A Nassau legislative committee voted Monday to hire a health monitor to oversee the jail’s inmate medical provider amid intense criticism of the vendor’s care and its threat of a walkout.
The county legislature’s Rules Committee unanimously approved a $45,000 contract to hire a California nonprofit to supervise Armor Correctional Health Services.
Documents from County Executive Edward Mangano’s administration said Community Oriented Correctional Health Services would supervise Armor’s workflow and contract compliance through year’s end
The contract also includes a renewal option and said the county may require more services during the transition to a new medical vendor at the jail.
Before the vote, Democrats spoke of a series of jail inmate deaths and grilled administration officials on what they described as serious problems with Armor’s care.
After the vote, Legis.
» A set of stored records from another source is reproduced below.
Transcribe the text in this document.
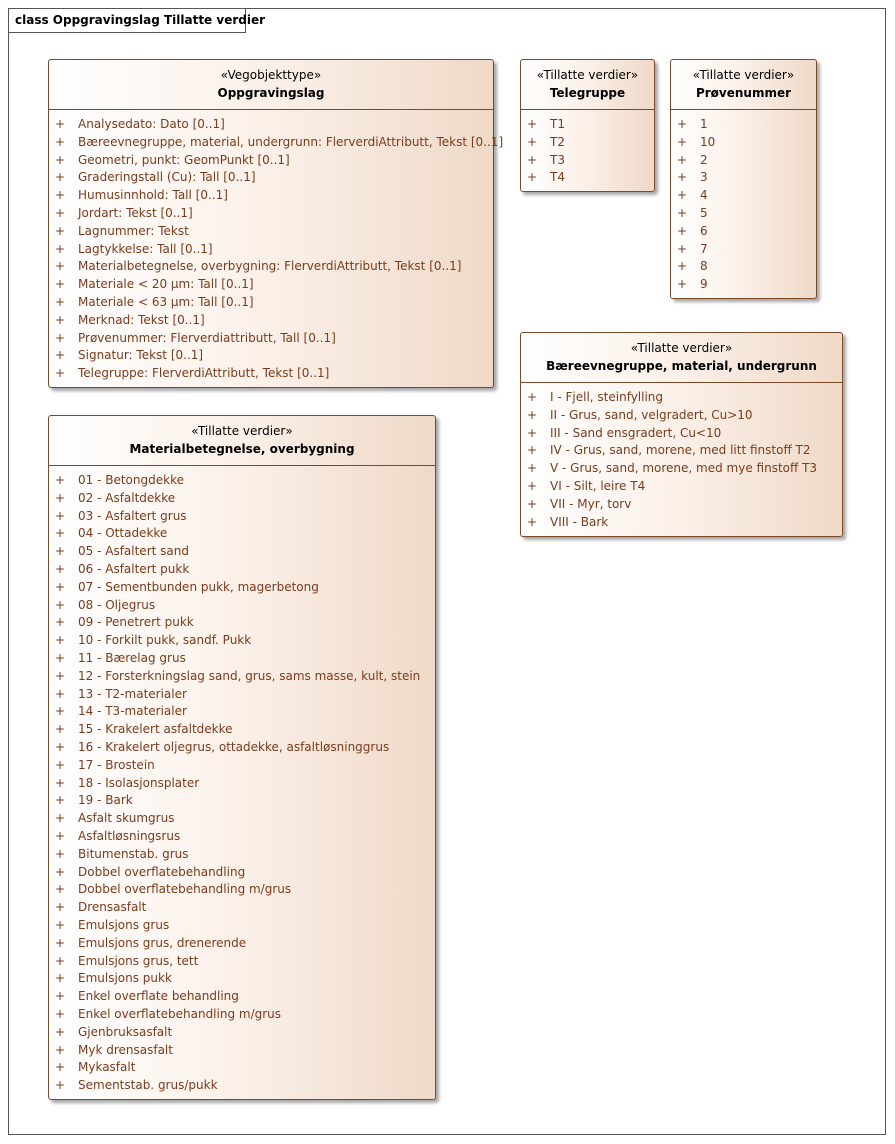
class Oppgravingslag Tillatte verdier
«Vegobjekttype»
Oppgravingslag
+ Analysedato: Dato [0..1]
+ Bæreevnegruppe, material, undergrunn: FlerverdiAttributt, Tekst [0..1]
+ Geometri, punkt: GeomPunkt [0..1]
+ Graderingstall (Cu): Tall [0..1]
+ Humusinnhold: Tall [0..1]
+ Jordart: Tekst [0..1]
+ Lagnummer: Tekst
+ Lagtykkelse: Tall [0..1]
+ Materialbetegnelse, overbygning: FlerverdiAttributt, Tekst [0..1]
+ Materiale < 20 µm: Tall [0..1]
+ Materiale < 63 µm: Tall [0..1]
+ Merknad: Tekst [0..1]
+ Prøvenummer: Flerverdiattributt, Tall [0..1]
+ Signatur: Tekst [0..1]
+ Telegruppe: FlerverdiAttributt, Tekst [0..1]
«Tillatte verdier»
Telegruppe
+ T1
+ T2
+ T3
+ T4
«Tillatte verdier»
Prøvenummer
+ 1
+ 10
+ 2
+ 3
+ 4
+ 5
+ 6
+ 7
+ 8
+ 9
«Tillatte verdier»
Bæreevnegruppe, material, undergrunn
+ I - Fjell, steinfylling
+ II - Grus, sand, velgradert, Cu>10
+ III - Sand ensgradert, Cu<10
+ IV - Grus, sand, morene, med litt finstoff T2
+ V - Grus, sand, morene, med mye finstoff T3
+ VI - Silt, leire T4
+ VII - Myr, torv
+ VIII - Bark
«Tillatte verdier»
Materialbetegnelse, overbygning
+ 01 - Betongdekke
+ 02 - Asfaltdekke
+ 03 - Asfaltert grus
+ 04 - Ottadekke
+ 05 - Asfaltert sand
+ 06 - Asfaltert pukk
+ 07 - Sementbunden pukk, magerbetong
+ 08 - Oljegrus
+ 09 - Penetrert pukk
+ 10 - Forkilt pukk, sandf. Pukk
+ 11 - Bærelag grus
+ 12 - Forsterkningslag sand, grus, sams masse, kult, stein
+ 13 - T2-materialer
+ 14 - T3-materialer
+ 15 - Krakelert asfaltdekke
+ 16 - Krakelert oljegrus, ottadekke, asfaltløsninggrus
+ 17 - Brostein
+ 18 - Isolasjonsplater
+ 19 - Bark
+ Asfalt skumgrus
+ Asfaltløsningsrus
+ Bitumenstab. grus
+ Dobbel overflatebehandling
+ Dobbel overflatebehandling m/grus
+ Drensasfalt
+ Emulsjons grus
+ Emulsjons grus, drenerende
+ Emulsjons grus, tett
+ Emulsjons pukk
+ Enkel overflate behandling
+ Enkel overflatebehandling m/grus
+ Gjenbruksasfalt
+ Myk drensasfalt
+ Mykasfalt
+ Sementstab. grus/pukk
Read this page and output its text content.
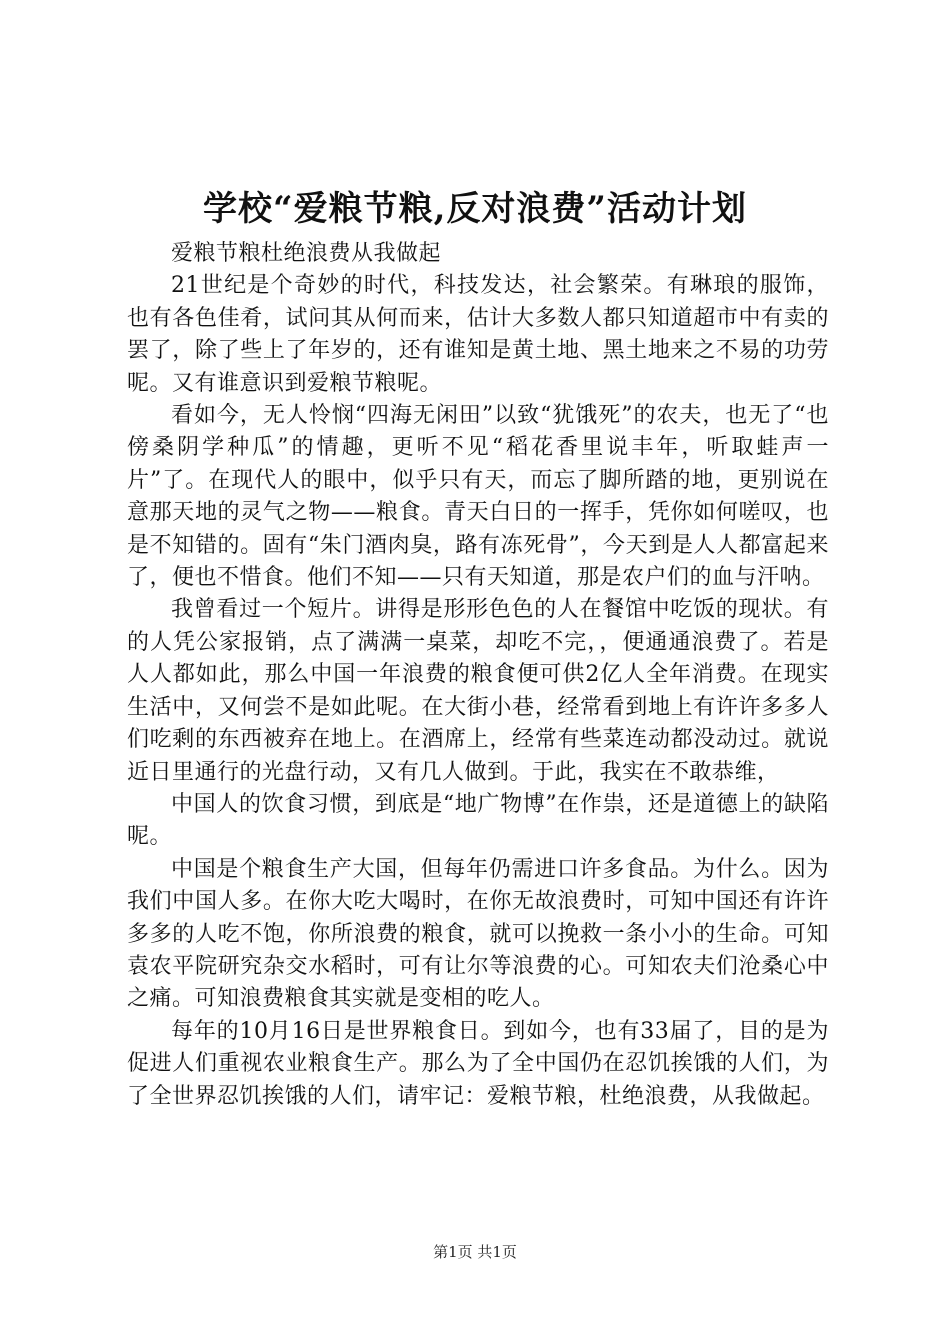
学校“爱粮节粮,反对浪费”活动计划

爱粮节粮杜绝浪费从我做起

21世纪是个奇妙的时代，科技发达，社会繁荣。有琳琅的服饰，也有各色佳肴，试问其从何而来，估计大多数人都只知道超市中有卖的罢了，除了些上了年岁的，还有谁知是黄土地、黑土地来之不易的功劳呢。又有谁意识到爱粮节粮呢。

看如今，无人怜悯“四海无闲田”以致“犹饿死”的农夫，也无了“也傍桑阴学种瓜”的情趣，更听不见“稻花香里说丰年，听取蛙声一片”了。在现代人的眼中，似乎只有天，而忘了脚所踏的地，更别说在意那天地的灵气之物——粮食。青天白日的一挥手，凭你如何嗟叹，也是不知错的。固有“朱门酒肉臭，路有冻死骨”，今天到是人人都富起来了，便也不惜食。他们不知——只有天知道，那是农户们的血与汗呐。

我曾看过一个短片。讲得是形形色色的人在餐馆中吃饭的现状。有的人凭公家报销，点了满满一桌菜，却吃不完，，便通通浪费了。若是人人都如此，那么中国一年浪费的粮食便可供2亿人全年消费。在现实生活中，又何尝不是如此呢。在大街小巷，经常看到地上有许许多多人们吃剩的东西被弃在地上。在酒席上，经常有些菜连动都没动过。就说近日里通行的光盘行动，又有几人做到。于此，我实在不敢恭维，

中国人的饮食习惯，到底是“地广物博”在作祟，还是道德上的缺陷呢。

中国是个粮食生产大国，但每年仍需进口许多食品。为什么。因为我们中国人多。在你大吃大喝时，在你无故浪费时，可知中国还有许许多多的人吃不饱，你所浪费的粮食，就可以挽救一条小小的生命。可知袁农平院研究杂交水稻时，可有让尔等浪费的心。可知农夫们沧桑心中之痛。可知浪费粮食其实就是变相的吃人。

每年的10月16日是世界粮食日。到如今，也有33届了，目的是为促进人们重视农业粮食生产。那么为了全中国仍在忍饥挨饿的人们，为了全世界忍饥挨饿的人们，请牢记：爱粮节粮，杜绝浪费，从我做起。

第1页 共1页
Siela Bynoe (D-Westbury) said she voted for the contract because she believed “a second set of eyes” was needed “to try and preserve life.”
In July, state Attorney General Eric T. Schneiderman filed a lawsuit accusing Armor of providing “dangerously inadequate” treatment at the jail.
The state Commission of Correction has found Armor’s care deficient in connection with five Nassau inmate deaths.
It remains unclear whether Armor, whose contract ends in May, will pull its operations out of the jail shortly.
Last week, the company sent Nassau Comptroller George Maragos a letter threatening to leave no later than Oct. 7 if Maragos didn’t authorize about $2 million in payments by Friday to cover its July and August bills.
Maragos authorized a payment of $802,000 Friday after getting documentation that satisfied his concerns for the July bill, but Armor’s August bill remains under review by his office.
Armor wouldn’t comment Friday or Monday about whether it still planned to terminate its contract early after receiving partial payment.
“Armor’s contract remains in place,” Mangano administration lawyer Elizabeth Loconsolo told legislators Monday while answering questions about the health monitor proposal.
Loconsolo is married to Sheriff Michael Sposato, a Mangano appointee who runs the jail, and defended the Sheriff’s Department in some statements to the legislature regarding Armor’s contract.
When Legis. Carrié Solages (D-Elmont) questioned the attorney Monday after she didn’t mention the family tie, presiding officer Legis. Norma Gonsalves (R-East Meadow) broke in and told him he was out of order.
Maragos stopped making payments to Armor after Schneiderman’s lawsuit, saying he first wanted to see statistics showing the company was meeting contract standards.
Schneiderman’s lawsuit also alleged county officials failed to enforce the contract’s performance terms.
Sposato said last week he has no backup plan if Armor leaves early. Mangano’s administration previously put out a request for proposals for a new medical vendor, but the county hasn’t hired anyone yet.
Armor said last month it “will work diligently” with any Nassau contract monitor and declined further comment Monday.